REFLECTION: Faith, fiction and the imagination PDF Print E-mail
Saturday, 26 April 2014 11:44

BY FR. ROY CIMAGALA

 

Human as we are, we are always in some need of imagination. We cannot rely on our senses alone, or only on the things that we see, touch and smell. There’s a far richer universe than the physical and sensible world.

Neither can we be too dependent on abstract ideas. These concepts need to be embodied somehow to be truly enjoyed. What is usually termed as intellectual joy would be greatly enhanced if what causes it is also enfleshed or put, at least, in some sensible form.

This is where imagination comes in. The physical gets conceptualized, the material is spiritualized, on the one hand, and the ideas assume sensible shape and form, the spiritual is materialized, forming an image, on the other.

I believe we all realize how important it is to develop our capacity to imagine. In fact, we have to make it as powerful and rich as possible. But, of course, we also need to take precautionary measures so as to avoid going into extremes, resulting in some obsessions and perversions.

In this regard, we have to help one another—the elder, like the parents, taking care of the younger, the children; the more knowledgeable and better endowed taking care of the more simple ones among us.

It’s important that as much as possible we get to know each other well, entering into each other’s inner world of thoughts, desires, and yes, the imagination. That’s because that’s where we can truly say we are in communion as we ought to be.

Our unity and being together simply cannot be a result of a physical grouping or of blood and social relation. Our true unity is forged when we enter into each other’s inner world, and despite our legitimate differences, we are united in the basic, absolute truths.

Anyway, with regard to imagination as a result of putting some sensible form and image to abstract ideas and spiritual realities, we have to learn how to distinguish between an imagination driven by faith and the one driven by fiction.

The two, the faith-driven one as well as the fiction-driven, have their proper value. It’s good to develop them to the max. But we need to distinguish them and try to avoid mixing them indiscriminately. Yes, they can be mixed as long as we don’t forget what is of faith and what is of fiction.

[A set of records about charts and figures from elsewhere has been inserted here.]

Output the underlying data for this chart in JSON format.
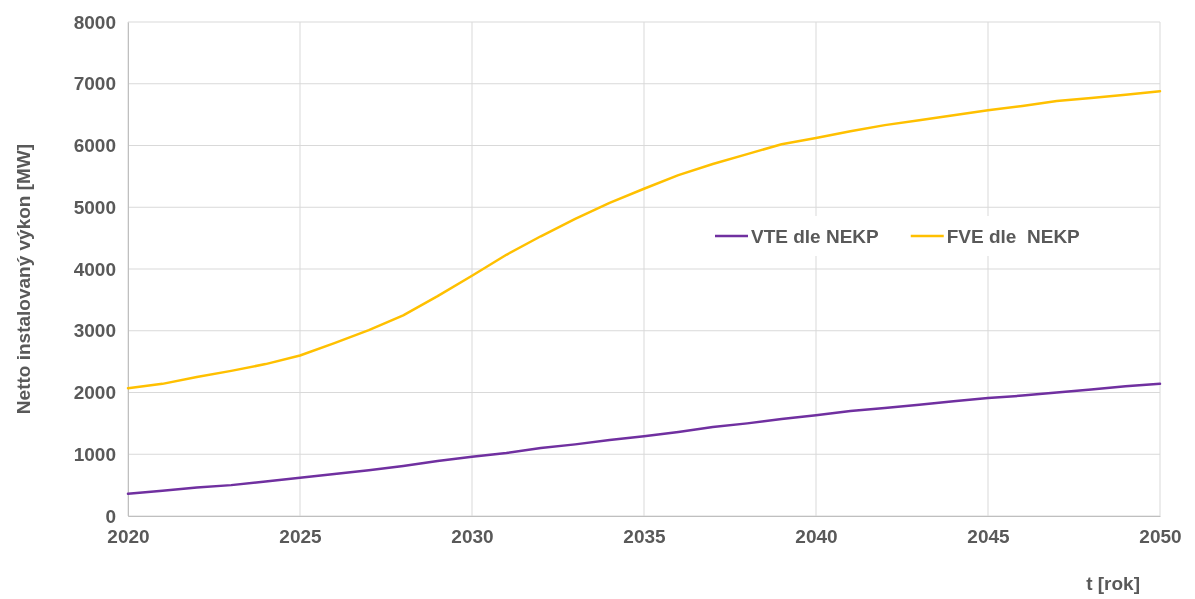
{
  "chart_data": {
    "type": "line",
    "xlabel": "t [rok]",
    "ylabel": "Netto instalovaný výkon [MW]",
    "x": [
      2020,
      2021,
      2022,
      2023,
      2024,
      2025,
      2026,
      2027,
      2028,
      2029,
      2030,
      2031,
      2032,
      2033,
      2034,
      2035,
      2036,
      2037,
      2038,
      2039,
      2040,
      2041,
      2042,
      2043,
      2044,
      2045,
      2046,
      2047,
      2048,
      2049,
      2050
    ],
    "series": [
      {
        "name": "VTE dle NEKP",
        "color": "#7030a0",
        "values": [
          360,
          410,
          460,
          500,
          560,
          620,
          680,
          740,
          810,
          890,
          960,
          1020,
          1100,
          1160,
          1230,
          1290,
          1360,
          1440,
          1500,
          1570,
          1630,
          1700,
          1750,
          1800,
          1860,
          1910,
          1950,
          2000,
          2050,
          2100,
          2140
        ]
      },
      {
        "name": "FVE dle  NEKP",
        "color": "#ffc000",
        "values": [
          2070,
          2140,
          2250,
          2350,
          2460,
          2600,
          2800,
          3010,
          3250,
          3560,
          3890,
          4230,
          4530,
          4810,
          5070,
          5300,
          5520,
          5700,
          5860,
          6020,
          6120,
          6230,
          6330,
          6410,
          6490,
          6570,
          6640,
          6720,
          6770,
          6820,
          6880
        ]
      }
    ],
    "xlim": [
      2020,
      2050
    ],
    "xticks": [
      2020,
      2025,
      2030,
      2035,
      2040,
      2045,
      2050
    ],
    "ylim": [
      0,
      8000
    ],
    "yticks": [
      0,
      1000,
      2000,
      3000,
      4000,
      5000,
      6000,
      7000,
      8000
    ],
    "grid": true,
    "legend": "right",
    "marker": "none",
    "line_style": "solid"
  }
}
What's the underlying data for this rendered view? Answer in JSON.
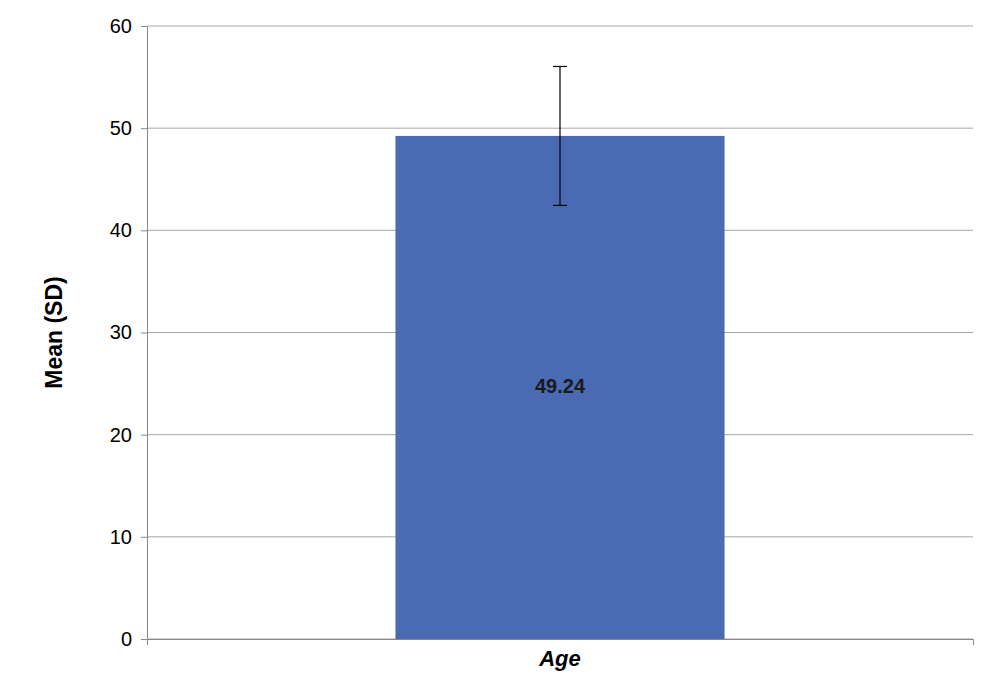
{
  "chart_data": {
    "type": "bar",
    "ylabel": "Mean (SD)",
    "categories": [
      "Age"
    ],
    "values": [
      49.24
    ],
    "error": [
      6.8
    ],
    "color": "#4a6ab3",
    "ylim": [
      0,
      60
    ],
    "yticks": [
      0,
      10,
      20,
      30,
      40,
      50,
      60
    ],
    "grid": true,
    "data_labels": true
  }
}
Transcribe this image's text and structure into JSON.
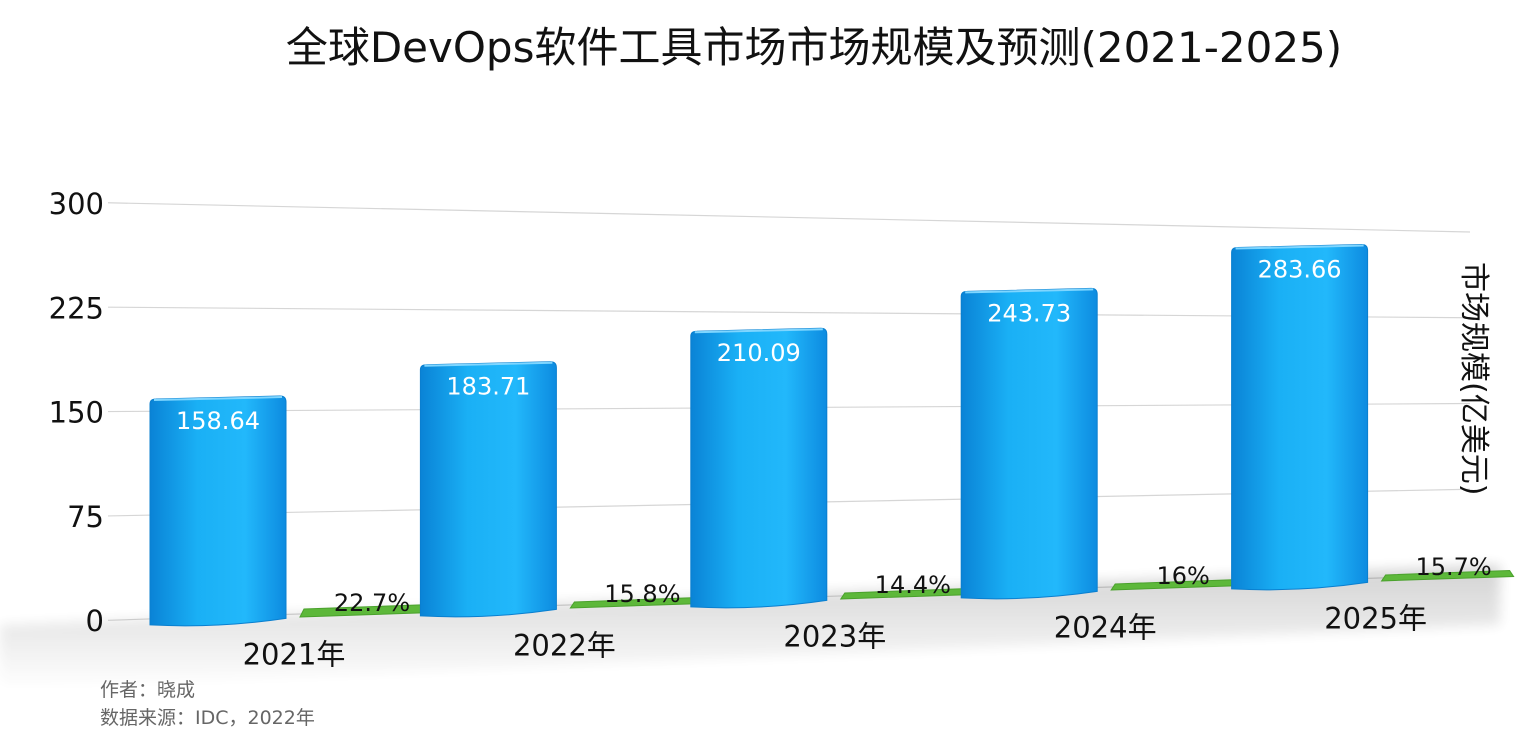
{
  "chart_data": {
    "type": "bar",
    "title": "全球DevOps软件工具市场市场规模及预测(2021-2025)",
    "ylabel": "市场规模(亿美元)",
    "xlabel": "",
    "ylim": [
      0,
      300
    ],
    "yticks": [
      "0",
      "75",
      "150",
      "225",
      "300"
    ],
    "grid": true,
    "categories": [
      "2021年",
      "2022年",
      "2023年",
      "2024年",
      "2025年"
    ],
    "series": [
      {
        "values": [
          158.64,
          183.71,
          210.09,
          243.73,
          283.66
        ],
        "labels": [
          "158.64",
          "183.71",
          "210.09",
          "243.73",
          "283.66"
        ],
        "color": "#1aa8f0"
      },
      {
        "values": [
          22.7,
          15.8,
          14.4,
          16,
          15.7
        ],
        "labels": [
          "22.7%",
          "15.8%",
          "14.4%",
          "16%",
          "15.7%"
        ],
        "color": "#5db83a"
      }
    ]
  },
  "footer": {
    "author": "作者：晓成",
    "source": "数据来源：IDC，2022年"
  }
}
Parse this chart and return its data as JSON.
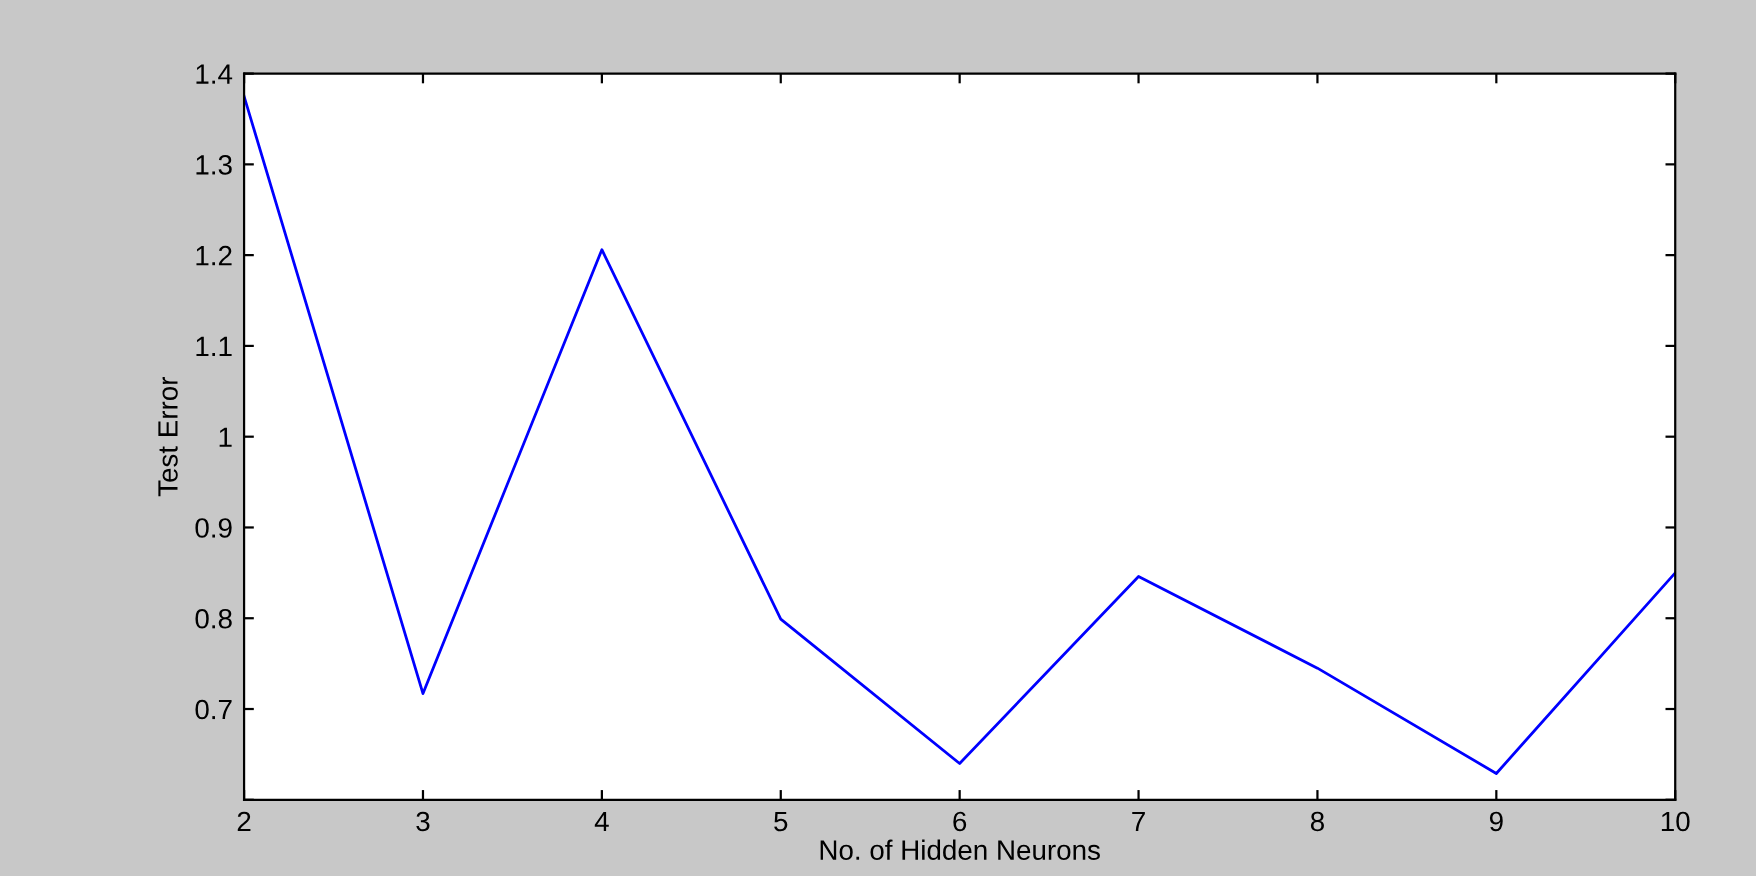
{
  "chart_data": {
    "type": "line",
    "xlabel": "No. of Hidden Neurons",
    "ylabel": "Test Error",
    "x": [
      2,
      3,
      4,
      5,
      6,
      7,
      8,
      9,
      10
    ],
    "series": [
      {
        "color": "#0000ff",
        "values": [
          1.375,
          0.717,
          1.206,
          0.799,
          0.64,
          0.846,
          0.745,
          0.629,
          0.85
        ]
      }
    ],
    "xlim": [
      2,
      10
    ],
    "xticks": [
      2,
      3,
      4,
      5,
      6,
      7,
      8,
      9,
      10
    ],
    "ylim": [
      0.6,
      1.4
    ],
    "yticks": [
      {
        "value": 0.6,
        "label": null
      },
      0.7,
      0.8,
      0.9,
      {
        "value": 1.0,
        "label": "1"
      },
      1.1,
      1.2,
      1.3,
      1.4
    ],
    "grid": false,
    "legend": false,
    "marker": "none",
    "line_style": "solid"
  }
}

That way, we don’t get lost and detached from reality. We avoid making some fantasy world without anymore realizing it is fantasy. That’s when we fall into some mental disorder.

But if ever we want to invent, it is enhance our appreciation of the truth and the real, still knowing that we are using some fictional devices. We should be wary of the usual pitfalls of the artists and the artistically-inclined people who so rev up their imaginary powers that they can hardly distinguish between the real and the fiction.

To be sure, again because of our weakened human condition, there will always be some gray areas where we the distinction between faith and fiction, the real and the invented, becomes unclear. But let’s hope that they are just in the minor points.

What we should try to avoid is to fall into things like heresies, superstitions, forms of fanaticism, bigotry, self-righteousness and the like. That’s why we need to examine ourselves both individually and collectively.

What is important is that we be clear in the essentials, the basic doctrine of our faith, by studying the catechism very well as well as always trying to be in tune to the continuing teaching of the Church as articulated by the Pope and the bishops united to the Pope.

Individually, we have purify our dispositions—a lot of humility and respect for the authorities and fidelity the sources of our faith. We need to be true souls of prayer, because, no matter how imperfect, that is the usual way to have an abiding contact God in our present earthly conditions.

What for sure would also help is to have recourse to the sacraments, the usual channels of grace which is indispensable to sustain our Christian and spiritual life. Then a life-long ascetical struggle of resisting sins, temptations and occasions of sins, as well as the effort to grow in the different virtues, especially charity.

These are good means to keep us safe in cruising this increasingly complicated world of ours. They offer us a safe path amid all sorts of things that often we do not have time to evaluate.

These intact, we can inflame our imagination safely.